Y es que La luz se calla, que es un libro sobre la muerte (o incluso sobre algo que está un paso más allá: sobre la extinción), está lleno de vida: de palabras escogidas entre las posibles de una lengua como el español que cuenta con una gran tradición poética a la hora de afrontar un tema tan grave. Una tradición con la que el libro entra en diálogo hasta componer una elegía (ese es el término literario exacto) cuya singularidad es que en ella se impone el sentimiento amoroso por encima de cualquier otro.

El poeta es capaz de convertir el canto funeral en un canto de amor. Pero más aún: en su acercamiento al centro inexplicable del dolor y el sinsentido, logra hacer sonar con gran hondura una especie de nana, grave y llena de imágenes que quizás no serían muy comprensibles en una canción de cuna al uso, pero que aquí muestran su poder para enlazar dramatismo y ternura (tragedia y lucidez) en una misma voz. En el prólogo insisto en este asunto [...].
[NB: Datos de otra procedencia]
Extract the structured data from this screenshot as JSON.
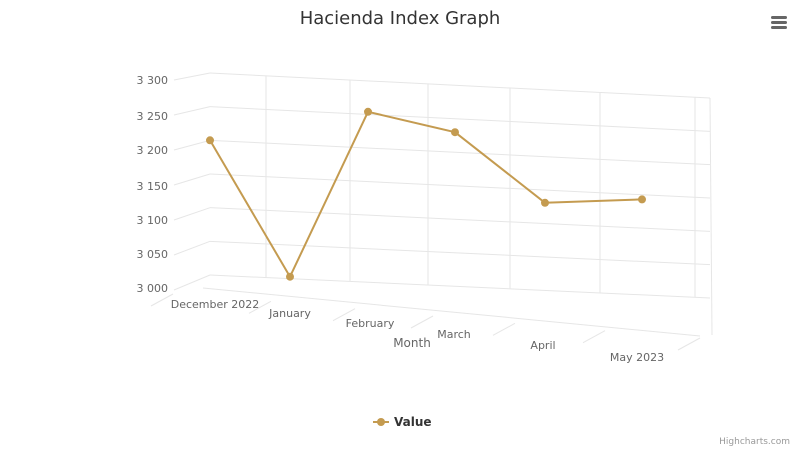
{
  "chart_data": {
    "type": "line",
    "title": "Hacienda Index Graph",
    "xlabel": "Month",
    "ylabel": "",
    "categories": [
      "December 2022",
      "January",
      "February",
      "March",
      "April",
      "May 2023"
    ],
    "series": [
      {
        "name": "Value",
        "values": [
          3200,
          3003,
          3254,
          3230,
          3131,
          3143
        ],
        "color": "#c49b50"
      }
    ],
    "ylim": [
      3000,
      3300
    ],
    "yticks": [
      3000,
      3050,
      3100,
      3150,
      3200,
      3250,
      3300
    ],
    "ytick_labels": [
      "3 000",
      "3 050",
      "3 100",
      "3 150",
      "3 200",
      "3 250",
      "3 300"
    ],
    "grid": true,
    "legend": "bottom-center",
    "style": "3d"
  },
  "credits": "Highcharts.com",
  "menu": {
    "icon": "hamburger-menu-icon"
  }
}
Terminaré con una comparación que espero que a Pedro, buen amante del flamenco, no le disguste. En un reportaje televisivo sobre la grabación de La Leyenda de tiempo… (1979), el disco con el que Camarón le dio una nueva dimensión al cante jondo, uno de los técnicos que intervenía en ella se dirigió al artista para decirle que deberían grabar de nuevo La nana del caballo grande, porque había habido un problema en la mesa de mezclas, y Camarón, con voz muy baja pero sin ninguna duda, le respondió: «La nana ya está cantá». Podemos decir lo mismo de este libro de Pedro: la nana está cantada, y su lectura produce una resonancia en la conciencia que nos estremece gracias a una voz luminosa, profunda, reveladora, capaz de conducirnos por laberintos inéditos de nuestro propio interior.

Querido Pedro: el vuelo / de tu callada luz / sobre la piel del río / es una hermosa barca de palabras / que cruza al otro lado / de un dolor sin nombre / para poder nombrarlo / en nombre del amor.